First recommendation is to get to the bottom of what question you are actually asking. What are you actually trying to do? Do the right thing? Learn how to manipulate people? Learn how to torture? Become a pleasure delivery professional?
(1) What are the necessary and sufficient properties for a thought to be pleasurable?
It feels good? Some pretty heavy neuroscience to say anything beyond that. Again, what are you going to do with the answer to this question. Ask that question instead.
Also note that “necessary and sufficient” is an obsolete model of concepts. See the human’s guide to words.
(2) What are the characteristic mathematics of a painful thought?
What does this mean? How do I calculate exactly how much pain someone will experience if I punch them? Again, ask the real question.
(3) If we wanted to create an artificial neural network-based mind (i.e., using neurons, but not slavishly patterned after a mammalian brain) that could experience bliss, what would the important design parameters be?
Um. Why would you want to do that? Is this simply a hypothetical to see if we understand the concept?
It really depends on what aspect you are interested in; you could create “pleasure” and “pain” by hacking up some kind of simple reinforcement learner, and I suppose you could shoehorn that into a neural network if you really wanted to. But why?
Note that a simple reinforcement learner “experiences” “pain” and “pleasure” in some sense, but not in the morally relevant sense. You will find that the moral aspect is much more anthropomorphic and much more complex, I think.
(4) If we wanted to create an AGI whose nominal reward signal coincided with visceral happiness—how would we do that?
I guess you could have a little “visceral happiness” meter that gets filled up in the right conditions, but this would a profound waste of AGI capability, and probably doesn’t do what you actually wanted. What is it you actually want?
(5) If we wanted to ensure an uploaded mind could feel visceral pleasure of the same kind a non-uploaded mind can, how could we check that?
Ask them? The same way we think we know for non-uploaded minds.
(6) If we wanted to fill the universe with computronium and maximize hedons, what algorithm would we run on it?
If I wanted to turn the universe into paperclips and meaningless crap, how would I do it? Why is your question interesting? Is this simply an excercise in learning how to fill the universe with X? You could pick a less confusing X.
I feel like you might be importing a few mistaken assumptions into this whole line of questioning. I recommend that you lurk more and read some of the stuff I linked.
And if you think certain questions aren’t good, could you offer some you think are?
Good question:
How would a potentially powerful optimizing process have to be constructed to be provably capable of steering towards some coherent objective(s) over the long run and through self-modifications?
I think you’re right that the OP doesn’t quite hit the mark, but you got carried away and started almost wilfully misinterpreting. Especially your answers to 4, 5 and 6.
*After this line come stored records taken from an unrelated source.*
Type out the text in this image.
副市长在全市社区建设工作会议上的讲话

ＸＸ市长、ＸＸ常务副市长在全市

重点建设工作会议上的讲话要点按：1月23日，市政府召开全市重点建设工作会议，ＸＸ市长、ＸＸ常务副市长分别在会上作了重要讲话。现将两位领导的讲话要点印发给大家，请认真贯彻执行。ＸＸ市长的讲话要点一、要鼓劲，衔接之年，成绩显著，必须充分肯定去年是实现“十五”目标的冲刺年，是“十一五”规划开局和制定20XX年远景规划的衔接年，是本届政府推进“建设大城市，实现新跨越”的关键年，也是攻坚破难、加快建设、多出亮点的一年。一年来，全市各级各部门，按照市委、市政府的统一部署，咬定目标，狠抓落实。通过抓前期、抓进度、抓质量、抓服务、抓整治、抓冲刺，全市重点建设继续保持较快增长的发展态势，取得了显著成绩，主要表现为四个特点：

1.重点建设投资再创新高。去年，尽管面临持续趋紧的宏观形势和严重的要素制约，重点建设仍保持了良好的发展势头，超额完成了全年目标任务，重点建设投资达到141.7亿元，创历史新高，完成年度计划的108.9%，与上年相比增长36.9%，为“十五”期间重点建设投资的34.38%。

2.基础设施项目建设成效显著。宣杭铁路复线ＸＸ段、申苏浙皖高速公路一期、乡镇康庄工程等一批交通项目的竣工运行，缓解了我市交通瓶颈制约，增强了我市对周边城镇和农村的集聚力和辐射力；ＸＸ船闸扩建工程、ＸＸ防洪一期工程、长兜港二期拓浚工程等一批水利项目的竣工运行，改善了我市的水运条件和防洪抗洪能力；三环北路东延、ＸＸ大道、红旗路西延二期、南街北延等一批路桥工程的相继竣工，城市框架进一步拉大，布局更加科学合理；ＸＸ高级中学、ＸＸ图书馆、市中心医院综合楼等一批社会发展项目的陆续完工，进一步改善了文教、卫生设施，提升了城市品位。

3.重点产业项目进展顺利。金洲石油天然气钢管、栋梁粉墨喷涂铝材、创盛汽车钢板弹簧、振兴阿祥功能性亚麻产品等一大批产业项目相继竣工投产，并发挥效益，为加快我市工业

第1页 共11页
We seem to be talking past each other, to some degree. To clarify, my six questions were chosen to illustrate how much we don’t know about the mathematics and science behind psychological valence. I tried to have all of them point at this concept, each from a slightly different angle. Perhaps you interpret them as ‘disguised queries’ because you thought my intent was other than to seek clarity about how to speak about this general topic of valence, particularly outside the narrow context of the human brain?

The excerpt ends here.